熊本地震を受けて、多くの報道陣が現地に押し寄せたが、それが様々なトラブルを引き起こしている。
ネット上で問題視されているのは、「関西テレビの中継車がガソリンスタンドで行列を無視して横入りした件」「NHKが取材を嫌がるそぶりを見せた被災者にカメラとマイクを突きつけた件」「日本テレビが深夜の避難所で強烈な照明をつけてレポートを行った件」「慌しい避難所から中継を行ったTBSのクルーが生中継中に被災者に『邪魔だ』と注意された件」「日本テレビ『ミヤネ屋』のレポーターが焼き芋製造の車の後部ドアで雨宿りしていた女児2人をどかせて焼き芋を作っている男性にインタビューを行った件」などだ。
このほかにも、現地で取材を行う男性アナウンサーが自身の弁当をツイッターで紹介して炎上したり、一部のマスコミが被災者につらそうな表情を作らせる、いわゆる「絵作り」を強要していたことがネット上で暴露されたりと、その問題の多さは話題に事欠かない。
今回被災した阿蘇地域に住む男性も「たしかにヘリの音はうるさい。最初はイライラしていましたが、ずっとなので慣れてしまいました。それよりは、道端に停められた大量の報道陣の車の間を縫って自衛隊や消防の車が移動する状態のほうが大問題かなと思います」と話す。
この男性によると、阿蘇地域では元からマスコミに不信感を抱く人は多かったという。
「このあたりは阿蘇山から煙が上がるとよくテレビや新聞の人が来るんですが、周辺の自治体は火口から5キロ以上離れているので実際灰なんかまったく積もらないんです。なのに表面にほんの少しだけ積もっている土地を必死に探してはそこだけの写真や映像を撮ってニュースで使う。地元の人はみんなそれを知っているから、最初からマスコミはそんなものと思っています」
もっとも、震災報道の問題点に関しては、阪神大震災や東日本大震災でも多くの指摘がなされていた。東日本大震災で被災した岩手県に住む男性は、震災発生時はマスコミの問題を考える余裕はなかったが、数年経ってそのレッテル貼りのひどさを痛感することが増えたという。

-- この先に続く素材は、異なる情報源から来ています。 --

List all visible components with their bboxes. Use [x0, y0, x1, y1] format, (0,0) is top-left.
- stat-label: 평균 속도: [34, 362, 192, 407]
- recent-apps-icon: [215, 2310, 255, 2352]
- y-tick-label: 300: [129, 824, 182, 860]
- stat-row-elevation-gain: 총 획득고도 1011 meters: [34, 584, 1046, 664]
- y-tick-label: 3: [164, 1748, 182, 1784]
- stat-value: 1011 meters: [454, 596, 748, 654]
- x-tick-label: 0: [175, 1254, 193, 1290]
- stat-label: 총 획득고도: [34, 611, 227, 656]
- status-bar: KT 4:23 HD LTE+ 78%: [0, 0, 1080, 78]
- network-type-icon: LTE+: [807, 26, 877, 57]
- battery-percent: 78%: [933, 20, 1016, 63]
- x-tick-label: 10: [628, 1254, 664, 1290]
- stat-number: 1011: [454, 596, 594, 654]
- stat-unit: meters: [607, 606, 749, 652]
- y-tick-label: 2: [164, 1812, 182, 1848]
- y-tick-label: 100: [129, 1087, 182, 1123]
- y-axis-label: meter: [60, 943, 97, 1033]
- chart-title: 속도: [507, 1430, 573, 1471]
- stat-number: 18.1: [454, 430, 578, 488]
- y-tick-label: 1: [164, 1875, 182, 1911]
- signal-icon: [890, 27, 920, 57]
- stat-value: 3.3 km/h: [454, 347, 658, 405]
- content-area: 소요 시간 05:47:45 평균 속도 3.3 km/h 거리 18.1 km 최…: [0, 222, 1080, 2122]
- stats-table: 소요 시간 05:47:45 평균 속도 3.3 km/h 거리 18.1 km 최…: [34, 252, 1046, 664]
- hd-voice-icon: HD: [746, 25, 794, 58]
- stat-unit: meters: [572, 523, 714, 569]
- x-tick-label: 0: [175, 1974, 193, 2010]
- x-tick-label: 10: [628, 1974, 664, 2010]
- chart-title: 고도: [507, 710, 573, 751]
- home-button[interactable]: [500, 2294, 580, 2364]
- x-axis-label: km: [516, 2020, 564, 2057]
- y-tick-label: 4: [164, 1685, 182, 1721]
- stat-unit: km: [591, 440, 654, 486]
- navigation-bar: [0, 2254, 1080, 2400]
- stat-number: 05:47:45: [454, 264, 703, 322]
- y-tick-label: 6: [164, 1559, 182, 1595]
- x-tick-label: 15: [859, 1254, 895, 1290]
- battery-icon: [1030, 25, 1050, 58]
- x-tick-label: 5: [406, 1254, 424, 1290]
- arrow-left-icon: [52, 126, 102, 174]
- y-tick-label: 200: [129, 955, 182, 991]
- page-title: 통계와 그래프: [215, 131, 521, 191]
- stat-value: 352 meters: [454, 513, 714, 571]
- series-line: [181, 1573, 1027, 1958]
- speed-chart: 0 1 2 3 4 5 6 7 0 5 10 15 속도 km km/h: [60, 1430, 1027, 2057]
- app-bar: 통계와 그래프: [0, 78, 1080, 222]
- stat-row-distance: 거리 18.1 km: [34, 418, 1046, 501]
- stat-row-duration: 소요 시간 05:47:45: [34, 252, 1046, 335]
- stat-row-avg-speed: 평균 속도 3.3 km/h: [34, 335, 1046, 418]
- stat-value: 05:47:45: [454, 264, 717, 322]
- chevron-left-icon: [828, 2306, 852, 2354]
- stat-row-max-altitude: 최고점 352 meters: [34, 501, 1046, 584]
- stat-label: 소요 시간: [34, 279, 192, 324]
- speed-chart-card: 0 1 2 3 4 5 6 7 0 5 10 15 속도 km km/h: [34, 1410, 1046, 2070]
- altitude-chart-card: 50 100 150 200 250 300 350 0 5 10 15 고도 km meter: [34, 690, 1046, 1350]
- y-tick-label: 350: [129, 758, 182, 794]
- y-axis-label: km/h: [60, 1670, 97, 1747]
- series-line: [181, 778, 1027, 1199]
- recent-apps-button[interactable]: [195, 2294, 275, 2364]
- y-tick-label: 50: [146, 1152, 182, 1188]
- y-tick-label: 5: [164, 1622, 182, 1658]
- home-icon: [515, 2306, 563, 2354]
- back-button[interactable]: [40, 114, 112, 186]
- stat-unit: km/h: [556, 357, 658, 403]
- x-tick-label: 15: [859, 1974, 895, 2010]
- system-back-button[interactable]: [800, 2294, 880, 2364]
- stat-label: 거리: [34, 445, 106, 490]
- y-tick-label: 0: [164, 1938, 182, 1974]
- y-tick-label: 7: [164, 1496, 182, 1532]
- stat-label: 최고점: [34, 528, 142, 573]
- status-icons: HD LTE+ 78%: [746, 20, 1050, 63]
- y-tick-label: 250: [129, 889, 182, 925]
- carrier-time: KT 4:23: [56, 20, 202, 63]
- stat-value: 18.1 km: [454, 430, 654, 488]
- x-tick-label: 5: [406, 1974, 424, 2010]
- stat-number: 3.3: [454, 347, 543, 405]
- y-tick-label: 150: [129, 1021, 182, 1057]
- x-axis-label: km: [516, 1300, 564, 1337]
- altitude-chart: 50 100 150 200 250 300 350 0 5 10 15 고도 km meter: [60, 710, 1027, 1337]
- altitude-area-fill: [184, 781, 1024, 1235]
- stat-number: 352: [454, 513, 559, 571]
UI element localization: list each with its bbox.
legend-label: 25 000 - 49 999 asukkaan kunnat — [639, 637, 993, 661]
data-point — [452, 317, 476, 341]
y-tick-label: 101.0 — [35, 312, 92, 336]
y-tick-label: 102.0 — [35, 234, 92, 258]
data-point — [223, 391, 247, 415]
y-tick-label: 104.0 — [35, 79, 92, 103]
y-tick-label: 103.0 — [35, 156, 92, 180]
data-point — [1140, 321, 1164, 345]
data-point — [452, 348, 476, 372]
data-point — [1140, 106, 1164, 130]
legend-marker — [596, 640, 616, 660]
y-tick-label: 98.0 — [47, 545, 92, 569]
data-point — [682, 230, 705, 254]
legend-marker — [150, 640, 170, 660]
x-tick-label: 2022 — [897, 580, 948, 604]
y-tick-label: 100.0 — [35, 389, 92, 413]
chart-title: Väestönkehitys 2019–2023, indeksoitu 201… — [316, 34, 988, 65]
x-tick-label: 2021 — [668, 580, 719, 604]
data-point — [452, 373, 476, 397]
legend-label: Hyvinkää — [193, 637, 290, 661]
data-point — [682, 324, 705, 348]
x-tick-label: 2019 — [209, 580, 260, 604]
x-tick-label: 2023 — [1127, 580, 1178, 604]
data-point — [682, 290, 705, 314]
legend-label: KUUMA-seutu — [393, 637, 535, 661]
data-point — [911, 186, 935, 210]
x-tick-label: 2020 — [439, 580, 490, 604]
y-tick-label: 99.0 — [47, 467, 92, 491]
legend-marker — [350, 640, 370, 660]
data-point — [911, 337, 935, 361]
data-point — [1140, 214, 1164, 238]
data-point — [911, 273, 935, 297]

「震災から何周年みたいな番組がひどいんです。そういう番組はよく、海沿いの何もない荒れた原っぱを映して『今はすっかり人の姿も消え、変わり果てました』などとやっています。でも、そこの地域はもともと人なんか住んでいないし、もっと言えば町の中心部だって元から人なんか出歩いていないわけです。震災に関係なく最初から過疎の問題を抱えていた地域なのに、マスコミの人たちは話の筋がぶれるからとそこに関してはほとんどスルー。とりあえず震災番組を作るうえで納得の行く映像やコメントが取れればいいということなんでしょう」
岩手県内で被災した他の男性も、同様の指摘をする。
「実は、震災によって町が再開発されたことで仮設とはいえ、住宅や商店などが1カ所に集められて、住民の買い物や生活が格段に便利になったり、家自体の設備が良くなったりという良い側面もあるんです。ただ、これまで何度も取材に来た人にその話をしたけど、報じられることはほとんどありません。我々はあくまで、『深い傷あとに苦しみ続けなければいけない』存在のようです」
これからは、自分たちの価値観を押し付けて、傍若無人な報道を繰り返すマスコミのあり方も変わらないといけないだろう。